In Silico Recognition of Protein-Protein Interaction: Theory and Applications
Byung-Hoon Park (Oak Ridge National Laboratory, USA), Phuongan Dam (University of Georgia, USA), Chongle Pan (University of Tennessee, USA), Ying Xu (University of Tennessee, USA), Al Geist (Oak Ridge National Laboratory, USA), Grant Heffelfinger (Sandia National Laboratories, USA) and Nagiza F. Samatova (Oak Ridge National Laboratory, USA)
Copyright: © 2006
Protein-protein interactions are fundamental to cellular processes. They are responsible for phenomena like DNA replication, gene transcription, protein translation, regulation of metabolic pathways, immunologic recognition, signal transduction, etc.

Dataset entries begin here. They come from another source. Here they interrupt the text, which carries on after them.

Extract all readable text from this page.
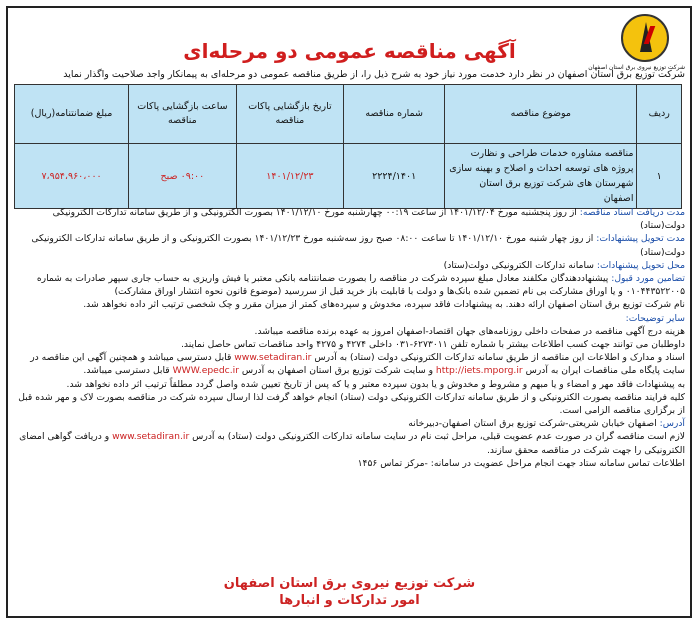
شرکت توزیع نیروی برق استان اصفهان
آگهی مناقصه عمومی دو مرحله‌ای
شرکت توزیع برق استان اصفهان در نظر دارد خدمت مورد نیاز خود به شرح ذیل را، از طریق مناقصه عمومی دو مرحله‌ای به پیمانکار واجد صلاحیت واگذار نماید
ردیف	موضوع مناقصه	شماره مناقصه	تاریخ بازگشایی پاکات مناقصه	ساعت بازگشایی پاکات مناقصه	مبلغ ضمانتنامه(ریال)
۱	مناقصه مشاوره خدمات طراحی و نظارت پروژه های توسعه احداث و اصلاح و بهینه سازی شهرستان های شرکت توزیع برق استان اصفهان	۲۲۲۴/۱۴۰۱	۱۴۰۱/۱۲/۲۳	۰۹:۰۰ صبح	۷،۹۵۴،۹۶۰،۰۰۰

مدت دریافت اسناد مناقصه: از روز پنجشنبه مورخ ۱۴۰۱/۱۲/۰۴ از ساعت ۰۰:۱۹ چهارشنبه مورخ ۱۴۰۱/۱۲/۱۰ بصورت الکترونیکی و از طریق سامانه تدارکات الکترونیکی دولت(ستاد)

مدت تحویل پیشنهادات: از روز چهار شنبه مورخ ۱۴۰۱/۱۲/۱۰ تا ساعت ۰۸:۰۰ صبح روز سه‌شنبه مورخ ۱۴۰۱/۱۲/۲۳ بصورت الکترونیکی و از طریق سامانه تدارکات الکترونیکی دولت(ستاد)

محل تحویل پیشنهادات: سامانه تدارکات الکترونیکی دولت(ستاد)

تضامین مورد قبول: پیشنهاددهندگان مکلفند معادل مبلغ سپرده شرکت در مناقصه را بصورت ضمانتنامه بانکی معتبر یا فیش واریزی به حساب جاری سپهر صادرات به شماره ۰۱۰۴۴۳۵۲۲۰۰۵ و یا اوراق مشارکت بی نام تضمین شده بانک‌ها و دولت با قابلیت باز خرید قبل از سررسید (موضوع قانون نحوه انتشار اوراق مشارکت)

نام شرکت توزیع برق استان اصفهان ارائه دهند. به پیشنهادات فاقد سپرده، مخدوش و سپرده‌های کمتر از میزان مقرر و چک شخصی ترتیب اثر داده نخواهد شد.

سایر توضیحات:

هزینه درج آگهی مناقصه در صفحات داخلی روزنامه‌های جهان اقتصاد-اصفهان امروز به عهده برنده مناقصه میباشد.

داوطلبان می توانند جهت کسب اطلاعات بیشتر با شماره تلفن ۶۲۷۳۰۱۱-۰۳۱ داخلی ۴۲۷۴ و ۴۲۷۵ واحد مناقصات تماس حاصل نمایند.

اسناد و مدارک و اطلاعات این مناقصه از طریق سامانه تدارکات الکترونیکی دولت (ستاد) به آدرس www.setadiran.ir قابل دسترسی میباشد و همچنین آگهی این مناقصه در سایت پایگاه ملی مناقصات ایران به آدرس http://iets.mporg.ir و سایت شرکت توزیع برق استان اصفهان به آدرس WWW.epedc.ir قابل دسترسی میباشد.

به پیشنهادات فاقد مهر و امضاء و یا مبهم و مشروط و مخدوش و یا بدون سپرده معتبر و یا که پس از تاریخ تعیین شده واصل گردد مطلقاً ترتیب اثر داده نخواهد شد.

کلیه فرایند مناقصه بصورت الکترونیکی و از طریق سامانه تدارکات الکترونیکی دولت (ستاد) انجام خواهد گرفت لذا ارسال سپرده شرکت در مناقصه بصورت لاک و مهر شده قبل از برگزاری مناقصه الزامی است.

آدرس: اصفهان خیابان شریعتی-شرکت توزیع برق استان اصفهان-دبیرخانه

لازم است مناقصه گران در صورت عدم عضویت قبلی، مراحل ثبت نام در سایت سامانه تدارکات الکترونیکی دولت (ستاد) به آدرس www.setadiran.ir و دریافت گواهی امضای الکترونیکی را جهت شرکت در مناقصه محقق سازند.

اطلاعات تماس سامانه ستاد جهت انجام مراحل عضویت در سامانه: -مرکز تماس ۱۴۵۶

شرکت توزیع نیروی برق استان اصفهان
امور تدارکات و انبارها
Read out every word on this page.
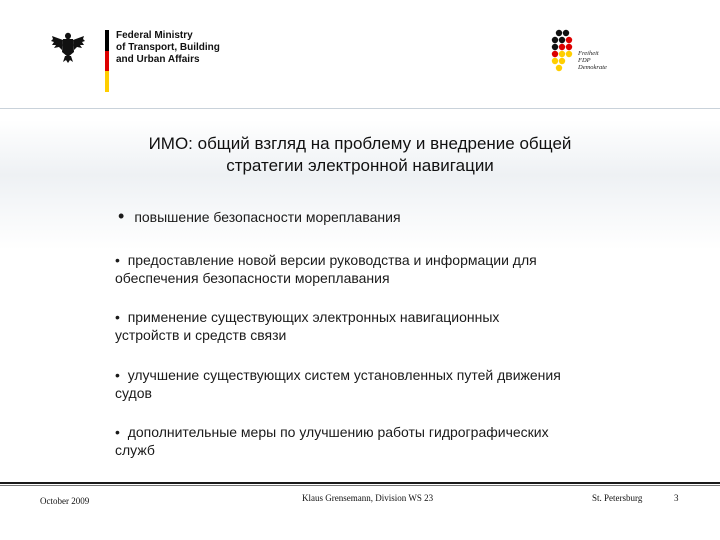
Federal Ministry
of Transport, Building
and Urban Affairs
Freiheit
FDP
Demokrate
ИМО: общий взгляд на проблему и внедрение общей
стратегии электронной навигации
• повышение безопасности мореплавания
• предоставление новой версии руководства и информации для
обеспечения безопасности мореплавания
• применение существующих электронных навигационных
устройств и средств связи
• улучшение существующих систем установленных путей движения
судов
• дополнительные меры по улучшению работы гидрографических
служб
October 2009	Klaus Grensemann, Division WS 23	St. Petersburg	3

The identification of interacting proteins is therefore an important prerequisite step in understanding their physiological functions. Due to the invaluable importance to various biophysical activities, reliable computational methods to infer protein-protein interactions from either structural or genome sequences are in heavy demand lately. Successful predictions, for instance, will facilitate a drug design process and the reconstruction of metabolic or regulatory networks. In this chapter, we review: (a) high-throughput experimental methods for identification of protein-protein interactions, (b) existing databases of protein-protein interactions, (c) computational approaches to predicting protein-protein interactions at both residue and protein levels, (d) various statistical and machine learning techniques to model protein-protein interactions, and (e) applications of protein-protein interactions in predicting protein functions. We also discuss intrinsic drawbacks of the existing approaches and future research directions.